5. The antenna system as claimed in claim 1, wherein the first grounding isolation element has a meandering structure.

6. The antenna system as claimed in claim 1, wherein the first feeding element substantially has a U-shape or a V-shape.

7. The antenna system as claimed in claim 1, wherein the first feeding element comprises a first branch and a second branch, the first branch is adjacent to the open end of the first feeding element, the second branch is adjacent to the feeding end of the first feeding element, and the first branch and the second branch are both substantially parallel to the first edge.

8. The antenna system as claimed in claim 1, wherein the first feeding element has a meandering structure.

9. The antenna system as claimed in claim 1, wherein a clearance region is substantially surrounded by the first feeding element, the first grounding isolation element, and the first edge.

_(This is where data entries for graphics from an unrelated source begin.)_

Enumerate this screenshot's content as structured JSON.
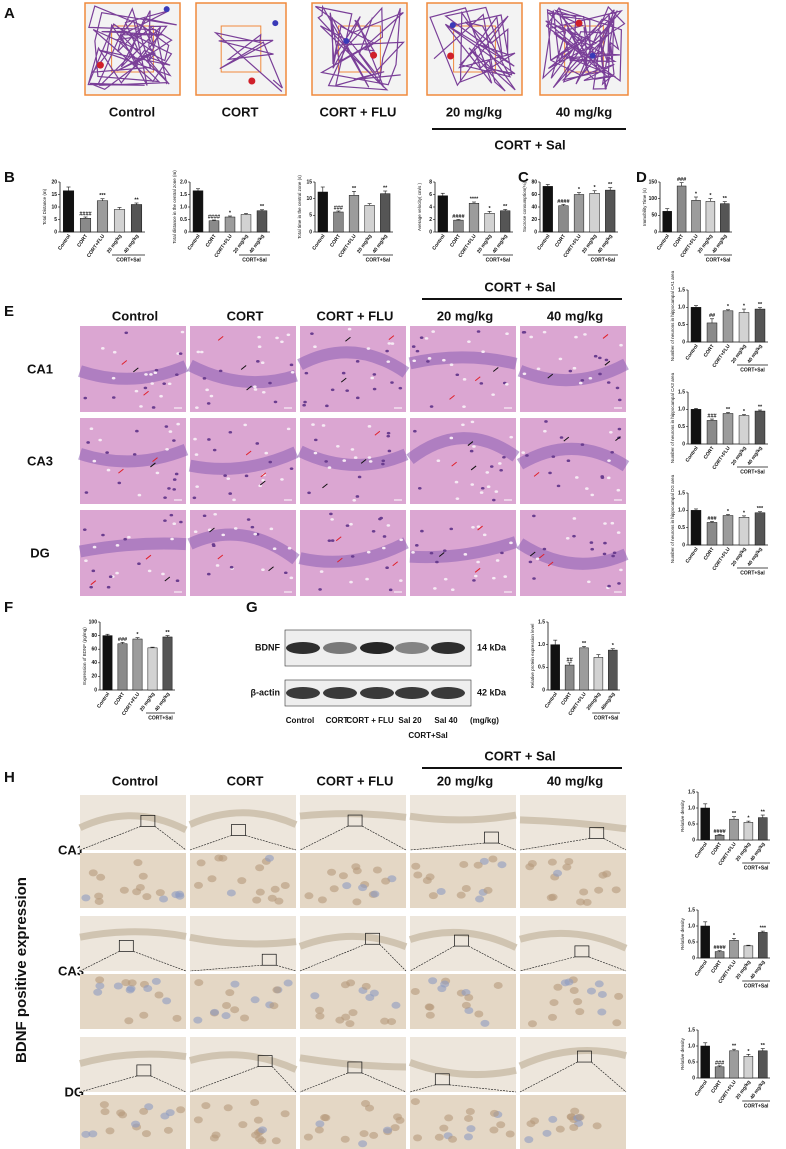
{
  "panel_letters": [
    "A",
    "B",
    "C",
    "D",
    "E",
    "F",
    "G",
    "H"
  ],
  "panel_A": {
    "columns": [
      "Control",
      "CORT",
      "CORT + FLU",
      "20 mg/kg",
      "40 mg/kg"
    ],
    "group_label": "CORT + Sal"
  },
  "panel_E": {
    "columns": [
      "Control",
      "CORT",
      "CORT + FLU",
      "20 mg/kg",
      "40 mg/kg"
    ],
    "group_label": "CORT + Sal",
    "rows": [
      "CA1",
      "CA3",
      "DG"
    ]
  },
  "panel_G": {
    "bands": [
      "BDNF",
      "β-actin"
    ],
    "sizes": [
      "14 kDa",
      "42 kDa"
    ],
    "lanes": [
      "Control",
      "CORT",
      "CORT + FLU",
      "Sal 20",
      "Sal 40"
    ],
    "unit": "(mg/kg)",
    "group_label": "CORT+Sal"
  },
  "panel_H": {
    "columns": [
      "Control",
      "CORT",
      "CORT + FLU",
      "20 mg/kg",
      "40 mg/kg"
    ],
    "group_label": "CORT + Sal",
    "rows": [
      "CA1",
      "CA3",
      "DG"
    ],
    "side_label": "BDNF positive expression"
  },
  "chart_data": [
    {
      "type": "bar",
      "ylabel": "Total Distance (m)",
      "categories": [
        "Control",
        "CORT",
        "CORT+FLU",
        "20 mg/kg",
        "40 mg/kg"
      ],
      "group_label": "CORT+Sal",
      "values": [
        16.5,
        5.5,
        12.5,
        9,
        11
      ],
      "errors": [
        1.5,
        0.5,
        0.8,
        0.8,
        0.6
      ],
      "annotations": [
        null,
        "####",
        "***",
        null,
        "**"
      ],
      "colors": [
        "#111111",
        "#8a8a8a",
        "#9c9c9c",
        "#d2d2d2",
        "#555555"
      ],
      "ylim": [
        0,
        20
      ],
      "yticks": [
        0,
        5,
        10,
        15,
        20
      ]
    },
    {
      "type": "bar",
      "ylabel": "Total distance in the central zone (m)",
      "categories": [
        "Control",
        "CORT",
        "CORT+FLU",
        "20 mg/kg",
        "40 mg/kg"
      ],
      "group_label": "CORT+Sal",
      "values": [
        1.65,
        0.45,
        0.6,
        0.7,
        0.85
      ],
      "errors": [
        0.08,
        0.03,
        0.04,
        0.04,
        0.04
      ],
      "annotations": [
        null,
        "####",
        "*",
        null,
        "**"
      ],
      "colors": [
        "#111111",
        "#8a8a8a",
        "#9c9c9c",
        "#d2d2d2",
        "#555555"
      ],
      "ylim": [
        0,
        2.0
      ],
      "yticks": [
        0,
        0.5,
        {
          "value": 1.0,
          "label": "1.0"
        },
        1.5,
        {
          "value": 2.0,
          "label": "2.0"
        }
      ]
    },
    {
      "type": "bar",
      "ylabel": "Total time in the central zone (s)",
      "categories": [
        "Control",
        "CORT",
        "CORT+FLU",
        "20 mg/kg",
        "40 mg/kg"
      ],
      "group_label": "CORT+Sal",
      "values": [
        12,
        6,
        11,
        8,
        11.5
      ],
      "errors": [
        1.5,
        0.3,
        1.2,
        0.5,
        0.8
      ],
      "annotations": [
        null,
        "###",
        "**",
        null,
        "**"
      ],
      "colors": [
        "#111111",
        "#8a8a8a",
        "#9c9c9c",
        "#d2d2d2",
        "#555555"
      ],
      "ylim": [
        0,
        15
      ],
      "yticks": [
        0,
        5,
        10,
        15
      ]
    },
    {
      "type": "bar",
      "ylabel": "Average velocity( cm/s )",
      "categories": [
        "Control",
        "CORT",
        "CORT+FLU",
        "20 mg/kg",
        "40 mg/kg"
      ],
      "group_label": "CORT+Sal",
      "values": [
        5.8,
        1.9,
        4.6,
        3.0,
        3.4
      ],
      "errors": [
        0.4,
        0.1,
        0.2,
        0.3,
        0.2
      ],
      "annotations": [
        null,
        "####",
        "****",
        "*",
        "**"
      ],
      "colors": [
        "#111111",
        "#8a8a8a",
        "#9c9c9c",
        "#d2d2d2",
        "#555555"
      ],
      "ylim": [
        0,
        8
      ],
      "yticks": [
        0,
        2,
        4,
        6,
        8
      ]
    },
    {
      "type": "bar",
      "ylabel": "Sucrose consumption(%)",
      "categories": [
        "Control",
        "CORT",
        "CORT+FLU",
        "20 mg/kg",
        "40 mg/kg"
      ],
      "group_label": "CORT+Sal",
      "values": [
        73,
        42,
        60,
        62,
        67
      ],
      "errors": [
        3,
        2,
        3,
        4,
        4
      ],
      "annotations": [
        null,
        "####",
        "*",
        "*",
        "**"
      ],
      "colors": [
        "#111111",
        "#8a8a8a",
        "#9c9c9c",
        "#d2d2d2",
        "#555555"
      ],
      "ylim": [
        0,
        80
      ],
      "yticks": [
        0,
        20,
        40,
        60,
        80
      ]
    },
    {
      "type": "bar",
      "ylabel": "Immobility Time (s)",
      "categories": [
        "Control",
        "CORT",
        "CORT+FLU",
        "20 mg/kg",
        "40 mg/kg"
      ],
      "group_label": "CORT+Sal",
      "values": [
        62,
        138,
        95,
        92,
        85
      ],
      "errors": [
        8,
        10,
        10,
        8,
        6
      ],
      "annotations": [
        null,
        "###",
        "*",
        "*",
        "**"
      ],
      "colors": [
        "#111111",
        "#8a8a8a",
        "#9c9c9c",
        "#d2d2d2",
        "#555555"
      ],
      "ylim": [
        0,
        150
      ],
      "yticks": [
        0,
        50,
        100,
        150
      ]
    },
    {
      "type": "bar",
      "ylabel": "Number of neurons in hippocampal CA1 area",
      "categories": [
        "Control",
        "CORT",
        "CORT+FLU",
        "20 mg/kg",
        "40 mg/kg"
      ],
      "group_label": "CORT+Sal",
      "values": [
        1.0,
        0.55,
        0.9,
        0.85,
        0.95
      ],
      "errors": [
        0.05,
        0.12,
        0.03,
        0.1,
        0.04
      ],
      "annotations": [
        null,
        "##",
        "*",
        "*",
        "**"
      ],
      "colors": [
        "#111111",
        "#8a8a8a",
        "#9c9c9c",
        "#d2d2d2",
        "#555555"
      ],
      "ylim": [
        0,
        1.5
      ],
      "yticks": [
        0,
        0.5,
        {
          "value": 1.0,
          "label": "1.0"
        },
        1.5
      ]
    },
    {
      "type": "bar",
      "ylabel": "Number of neurons in hippocampal CA3 area",
      "categories": [
        "Control",
        "CORT",
        "CORT+FLU",
        "20 mg/kg",
        "40 mg/kg"
      ],
      "group_label": "CORT+Sal",
      "values": [
        1.0,
        0.68,
        0.88,
        0.82,
        0.95
      ],
      "errors": [
        0.03,
        0.04,
        0.03,
        0.03,
        0.03
      ],
      "annotations": [
        null,
        "###",
        "**",
        "*",
        "**"
      ],
      "colors": [
        "#111111",
        "#8a8a8a",
        "#9c9c9c",
        "#d2d2d2",
        "#555555"
      ],
      "ylim": [
        0,
        1.5
      ],
      "yticks": [
        0,
        0.5,
        {
          "value": 1.0,
          "label": "1.0"
        },
        1.5
      ]
    },
    {
      "type": "bar",
      "ylabel": "Number of neurons in hippocampal DG area",
      "categories": [
        "Control",
        "CORT",
        "CORT+FLU",
        "20 mg/kg",
        "40 mg/kg"
      ],
      "group_label": "CORT+Sal",
      "values": [
        1.0,
        0.65,
        0.85,
        0.8,
        0.93
      ],
      "errors": [
        0.04,
        0.03,
        0.03,
        0.04,
        0.03
      ],
      "annotations": [
        null,
        "###",
        "*",
        "*",
        "***"
      ],
      "colors": [
        "#111111",
        "#8a8a8a",
        "#9c9c9c",
        "#d2d2d2",
        "#555555"
      ],
      "ylim": [
        0,
        1.5
      ],
      "yticks": [
        0,
        0.5,
        {
          "value": 1.0,
          "label": "1.0"
        },
        1.5
      ]
    },
    {
      "type": "bar",
      "ylabel": "Expression of BDNF (pg/mg)",
      "categories": [
        "Control",
        "CORT",
        "CORT+FLU",
        "20 mg/kg",
        "40 mg/kg"
      ],
      "group_label": "CORT+Sal",
      "values": [
        80,
        68,
        75,
        62,
        78
      ],
      "errors": [
        2,
        2,
        2,
        1,
        2
      ],
      "annotations": [
        null,
        "###",
        "*",
        null,
        "**"
      ],
      "colors": [
        "#111111",
        "#8a8a8a",
        "#9c9c9c",
        "#d2d2d2",
        "#555555"
      ],
      "ylim": [
        0,
        100
      ],
      "yticks": [
        0,
        20,
        40,
        60,
        80,
        100
      ]
    },
    {
      "type": "bar",
      "ylabel": "Relative protein expression level",
      "categories": [
        "Control",
        "CORT",
        "CORT+FLU",
        "20mg/kg",
        "40mg/kg"
      ],
      "group_label": "CORT+Sal",
      "values": [
        1.0,
        0.55,
        0.93,
        0.72,
        0.88
      ],
      "errors": [
        0.1,
        0.05,
        0.03,
        0.06,
        0.03
      ],
      "annotations": [
        null,
        "##",
        "**",
        null,
        "*"
      ],
      "colors": [
        "#111111",
        "#8a8a8a",
        "#9c9c9c",
        "#d2d2d2",
        "#555555"
      ],
      "ylim": [
        0,
        1.5
      ],
      "yticks": [
        0,
        0.5,
        {
          "value": 1.0,
          "label": "1.0"
        },
        1.5
      ]
    },
    {
      "type": "bar",
      "ylabel": "Relative density",
      "categories": [
        "Control",
        "CORT",
        "CORT+FLU",
        "20 mg/kg",
        "40 mg/kg"
      ],
      "group_label": "CORT+Sal",
      "values": [
        1.0,
        0.15,
        0.65,
        0.55,
        0.7
      ],
      "errors": [
        0.13,
        0.02,
        0.08,
        0.04,
        0.08
      ],
      "annotations": [
        null,
        "####",
        "**",
        "*",
        "**"
      ],
      "colors": [
        "#111111",
        "#8a8a8a",
        "#9c9c9c",
        "#d2d2d2",
        "#555555"
      ],
      "ylim": [
        0,
        1.5
      ],
      "yticks": [
        0,
        0.5,
        {
          "value": 1.0,
          "label": "1.0"
        },
        1.5
      ]
    },
    {
      "type": "bar",
      "ylabel": "Relative density",
      "categories": [
        "Control",
        "CORT",
        "CORT+FLU",
        "20 mg/kg",
        "40 mg/kg"
      ],
      "group_label": "CORT+Sal",
      "values": [
        1.0,
        0.2,
        0.55,
        0.38,
        0.8
      ],
      "errors": [
        0.13,
        0.03,
        0.06,
        0.02,
        0.04
      ],
      "annotations": [
        null,
        "####",
        "*",
        null,
        "***"
      ],
      "colors": [
        "#111111",
        "#8a8a8a",
        "#9c9c9c",
        "#d2d2d2",
        "#555555"
      ],
      "ylim": [
        0,
        1.5
      ],
      "yticks": [
        0,
        0.5,
        {
          "value": 1.0,
          "label": "1.0"
        },
        1.5
      ]
    },
    {
      "type": "bar",
      "ylabel": "Relative density",
      "categories": [
        "Control",
        "CORT",
        "CORT+FLU",
        "20 mg/kg",
        "40 mg/kg"
      ],
      "group_label": "CORT+Sal",
      "values": [
        1.0,
        0.35,
        0.85,
        0.68,
        0.85
      ],
      "errors": [
        0.1,
        0.03,
        0.05,
        0.06,
        0.07
      ],
      "annotations": [
        null,
        "###",
        "**",
        "*",
        "**"
      ],
      "colors": [
        "#111111",
        "#8a8a8a",
        "#9c9c9c",
        "#d2d2d2",
        "#555555"
      ],
      "ylim": [
        0,
        1.5
      ],
      "yticks": [
        0,
        0.5,
        {
          "value": 1.0,
          "label": "1.0"
        },
        1.5
      ]
    }
  ]
}
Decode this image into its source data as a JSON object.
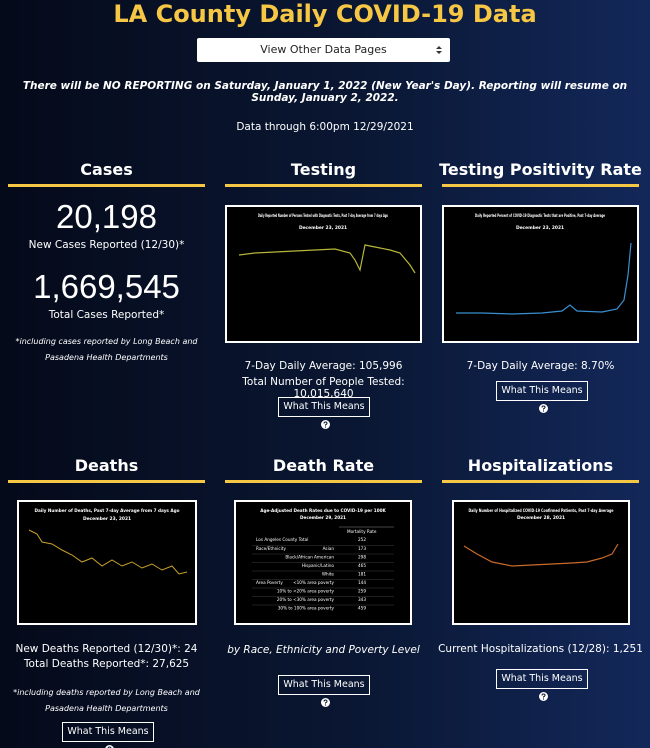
{
  "header": {
    "title": "LA County Daily COVID-19 Data",
    "select_label": "View Other Data Pages",
    "notice": "There will be NO REPORTING on Saturday, January 1, 2022 (New Year's Day). Reporting will resume on Sunday, January 2, 2022.",
    "data_through": "Data through 6:00pm 12/29/2021"
  },
  "cases": {
    "heading": "Cases",
    "new_cases": "20,198",
    "new_cases_label": "New Cases Reported (12/30)*",
    "total_cases": "1,669,545",
    "total_cases_label": "Total Cases Reported*",
    "note": "*including cases reported by Long Beach and Pasadena Health Departments"
  },
  "testing": {
    "heading": "Testing",
    "chart_title": "Daily Reported Number of Persons Tested with Diagnostic Tests, Past 7-day Average from 7 days Ago",
    "chart_date": "December 23, 2021",
    "daily_average": "7-Day Daily Average: 105,996",
    "total_tested": "Total Number of People Tested: 10,015,640",
    "button": "What This Means"
  },
  "positivity": {
    "heading": "Testing Positivity Rate",
    "chart_title": "Daily Reported Percent of COVID-19 Diagnostic Tests that are Positive, Past 7-day Average",
    "chart_date": "December 23, 2021",
    "daily_average": "7-Day Daily Average: 8.70%",
    "button": "What This Means"
  },
  "deaths": {
    "heading": "Deaths",
    "chart_title": "Daily Number of Deaths, Past 7-day Average from 7 days Ago",
    "chart_date": "December 23, 2021",
    "new_deaths": "New Deaths Reported (12/30)*: 24",
    "total_deaths": "Total Deaths Reported*: 27,625",
    "note": "*including deaths reported by Long Beach and Pasadena Health Departments",
    "button": "What This Means"
  },
  "death_rate": {
    "heading": "Death Rate",
    "chart_title": "Age-Adjusted Death Rates due to COVID-19 per 100K",
    "chart_date": "December 29, 2021",
    "column_header": "Mortality Rate",
    "total_label": "Los Angeles County Total",
    "total_rate": "252",
    "rows": [
      {
        "group": "Race/Ethnicity",
        "item": "Asian",
        "rate": "173"
      },
      {
        "item": "Black/African American",
        "rate": "298"
      },
      {
        "item": "Hispanic/Latino",
        "rate": "465"
      },
      {
        "item": "White",
        "rate": "181"
      },
      {
        "group": "Area Poverty",
        "item": "<10% area poverty",
        "rate": "144"
      },
      {
        "item": "10% to <20% area poverty",
        "rate": "259"
      },
      {
        "item": "20% to <30% area poverty",
        "rate": "343"
      },
      {
        "item": "30% to 100% area poverty",
        "rate": "459"
      }
    ],
    "caption": "by Race, Ethnicity and Poverty Level",
    "button": "What This Means"
  },
  "hospitalizations": {
    "heading": "Hospitalizations",
    "chart_title": "Daily Number of Hospitalized COVID-19 Confirmed Patients, Past 7-day Average",
    "chart_date": "December 28, 2021",
    "current": "Current Hospitalizations (12/28): 1,251",
    "button": "What This Means"
  }
}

10. The antenna system as claimed in claim 1, wherein the open end of the first feeding element and the open end of the first grounding isolation element are both bent to extend toward the first edge.

11. The antenna system as claimed in claim 1, wherein the first resonant path is excited to generate a low frequency band, the first feeding element is excited to generate a high frequency band, the low frequency band is substantially from 2200 MHz to 2800 MHz, and the high frequency band is substantially from 4920 MHz to 5850 MHz.

12. The antenna system as claimed in claim 1, further comprising:

a second antenna element, comprising: a second ground plane, having a second edge; a second grounding isolation element, having a bending structure, wherein a grounding end of the second grounding isolation element is coupled to the second edge; and a second feeding element, wherein a feeding end of the second feeding element is coupled to a second signal source, and an open end of the second feeding element is adjacent to an open end of the second grounding isolation element, such that a second resonant path is formed by the second feeding element and the second grounding isolation element; wherein the second grounding isolation element is configured to reduce radiation of the second antenna element in a second direction.

13. The antenna system as claimed in claim 12, wherein spacing between the first antenna element and the second antenna element is at least 1mm.

14. The antenna system as claimed in claim 12, wherein the second antenna element is substantially equivalent to a mirror image of the first antenna element, and the second grounding isolation element is disposed adjacent to the first grounding isolation element.

15. The antenna system as claimed in claim 12, wherein the first direction is opposite to the second direction, such that the first antenna element and the second antenna element do not tend to interfere with each other.

16. The antenna system as claimed in claim 12, wherein the first antenna element and the second antenna element substantially have the same operation frequency band.

17. The antenna system as claimed in claim 12, wherein a second coupling gap is formed between the open end of the second feeding element and the open end of the second grounding isolation element, and a width of the second coupling gap is at least 0.1 mm.

18. The antenna system as claimed in claim 12, wherein the second grounding isolation element substantially has a U-shape, a V-shape, or a meandering shape.

19. The antenna system as claimed in claim 12, wherein the second feeding element substantially has a U-shape, a V-shape, or a meandering shape.

20. The antenna system as claimed in claim 12, wherein a clearance region is substantially surrounded by the second feeding element, the second grounding isolation element, and the second edge.